Dive Brief:
- Competitive "winner-takes-all" pay is the most effective means to spur the creativity that helps fuel economic growth, according to research from the University of California San Diego (UCSD) and Thermo Fisher Scientific.
- UCSD professors partnered with the biotech company in developing a contest asking participants to design digital solutions to help share medical equipment among the region's small healthcare clinics. Contestants were selected to compete in either the "winner-takes-all" category, in which there was one prize of $15,000 awarded to first place, or the "top 10" category, in which the same amount of prize money was spread out among the top 10 entries.
- "Participants under the winner-takes-all compensation scheme submitted proposals that were significantly more novel," according to paper's authors. Both pay models produced the same number of submissions, researchers said, indicating that having less of a chance of winning a monetary award did not have an impact on the amount of work produced.
Dive Insight:
The findings are "significant because the 21st-century economy is one that prizes novelty. Firms view it as an important source of comparative advantage," the UCSD researchers said. "It is also an essential ingredient in the development of technological breakthroughs that transform markets with major impacts to consumers and producers."
Creativity was the most in-demand soft skill for applicants last year, and it is continuing to make a strong showing into 2020, according to a Jan. 9 LinkedIn Learning report. "Organizations need people who can creatively approach problems and tasks across all business roles, from software engineering to HR," the company said.

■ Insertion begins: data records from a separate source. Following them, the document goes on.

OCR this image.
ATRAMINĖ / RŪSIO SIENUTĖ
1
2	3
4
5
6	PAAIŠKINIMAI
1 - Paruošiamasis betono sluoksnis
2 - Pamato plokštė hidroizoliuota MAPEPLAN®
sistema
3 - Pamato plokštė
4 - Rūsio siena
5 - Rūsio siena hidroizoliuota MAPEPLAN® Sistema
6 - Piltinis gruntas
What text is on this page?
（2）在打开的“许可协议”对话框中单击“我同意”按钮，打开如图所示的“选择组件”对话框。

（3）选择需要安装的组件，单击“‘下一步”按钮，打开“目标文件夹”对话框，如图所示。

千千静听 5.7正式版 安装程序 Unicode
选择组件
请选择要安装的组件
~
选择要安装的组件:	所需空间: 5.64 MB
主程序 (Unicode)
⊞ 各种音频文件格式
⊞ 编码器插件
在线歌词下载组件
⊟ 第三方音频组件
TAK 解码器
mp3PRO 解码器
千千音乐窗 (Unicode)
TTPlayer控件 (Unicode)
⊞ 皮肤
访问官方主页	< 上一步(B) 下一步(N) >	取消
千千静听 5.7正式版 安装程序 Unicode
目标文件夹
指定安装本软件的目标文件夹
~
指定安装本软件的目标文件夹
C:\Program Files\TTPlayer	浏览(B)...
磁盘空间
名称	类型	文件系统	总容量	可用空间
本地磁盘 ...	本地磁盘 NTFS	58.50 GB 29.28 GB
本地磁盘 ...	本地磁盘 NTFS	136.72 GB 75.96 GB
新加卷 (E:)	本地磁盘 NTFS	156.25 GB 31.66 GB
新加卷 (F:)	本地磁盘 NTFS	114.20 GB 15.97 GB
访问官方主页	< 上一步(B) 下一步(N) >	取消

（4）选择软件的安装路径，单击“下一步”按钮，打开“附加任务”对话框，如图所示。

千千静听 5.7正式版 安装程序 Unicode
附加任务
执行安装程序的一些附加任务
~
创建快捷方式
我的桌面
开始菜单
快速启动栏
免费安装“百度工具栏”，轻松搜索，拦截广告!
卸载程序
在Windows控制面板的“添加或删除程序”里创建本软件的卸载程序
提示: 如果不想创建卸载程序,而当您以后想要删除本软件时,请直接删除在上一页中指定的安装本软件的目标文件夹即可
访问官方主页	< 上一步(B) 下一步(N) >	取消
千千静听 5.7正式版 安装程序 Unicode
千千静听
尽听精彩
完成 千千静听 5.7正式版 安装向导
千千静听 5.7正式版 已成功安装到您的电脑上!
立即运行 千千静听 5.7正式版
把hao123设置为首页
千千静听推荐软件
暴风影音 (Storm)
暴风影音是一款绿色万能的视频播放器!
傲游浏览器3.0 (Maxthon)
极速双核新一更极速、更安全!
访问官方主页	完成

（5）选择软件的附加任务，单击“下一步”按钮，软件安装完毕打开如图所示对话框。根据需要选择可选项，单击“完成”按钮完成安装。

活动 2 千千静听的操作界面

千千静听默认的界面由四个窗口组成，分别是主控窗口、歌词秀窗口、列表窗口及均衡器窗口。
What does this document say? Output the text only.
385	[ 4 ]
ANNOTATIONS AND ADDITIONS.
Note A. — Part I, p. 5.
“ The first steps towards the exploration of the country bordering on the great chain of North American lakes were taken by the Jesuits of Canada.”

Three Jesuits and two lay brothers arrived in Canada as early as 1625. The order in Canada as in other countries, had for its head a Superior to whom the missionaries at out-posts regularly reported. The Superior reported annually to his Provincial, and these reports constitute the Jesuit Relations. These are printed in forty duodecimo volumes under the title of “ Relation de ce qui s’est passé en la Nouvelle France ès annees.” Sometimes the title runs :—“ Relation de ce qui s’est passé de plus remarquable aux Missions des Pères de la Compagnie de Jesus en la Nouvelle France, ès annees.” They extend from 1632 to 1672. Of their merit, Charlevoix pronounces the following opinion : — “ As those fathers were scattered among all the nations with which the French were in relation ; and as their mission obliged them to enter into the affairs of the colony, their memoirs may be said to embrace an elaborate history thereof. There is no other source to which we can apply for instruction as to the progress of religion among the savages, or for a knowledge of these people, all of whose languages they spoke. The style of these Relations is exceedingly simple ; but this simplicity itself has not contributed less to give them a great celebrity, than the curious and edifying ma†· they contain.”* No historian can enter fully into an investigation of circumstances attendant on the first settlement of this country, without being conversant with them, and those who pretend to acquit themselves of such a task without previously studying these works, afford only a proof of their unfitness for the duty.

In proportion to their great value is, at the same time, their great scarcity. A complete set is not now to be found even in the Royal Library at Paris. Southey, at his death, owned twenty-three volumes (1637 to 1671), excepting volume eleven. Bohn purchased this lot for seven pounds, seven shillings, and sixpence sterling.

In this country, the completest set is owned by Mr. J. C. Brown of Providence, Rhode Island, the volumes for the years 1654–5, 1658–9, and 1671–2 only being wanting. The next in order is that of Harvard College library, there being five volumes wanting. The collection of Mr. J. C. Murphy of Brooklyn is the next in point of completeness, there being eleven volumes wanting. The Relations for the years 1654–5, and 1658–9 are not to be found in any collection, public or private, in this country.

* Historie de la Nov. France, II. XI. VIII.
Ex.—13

Employers are examining ways to encourage innovation. Assuming that creativity can be taught, PepsiCo, and its philanthropic arm, the International Youth Foundation, last month launched an online, "gender-smart" course aimed at teaching students "work readiness skills" which include creative thinking.
Other employers allow employees to spend a day working on anything they want. Google has experimented with this idea, giving employees a set amount of work time to devote to passion projects, training and more. 3M has had a program in place for decades — the 15% Culture — which encourages employees to set aside a portion of their work time to proactively cultivate and pursue innovative ideas that excite them, the company's people and culture marketing and communications manager previously told HR Dive via email.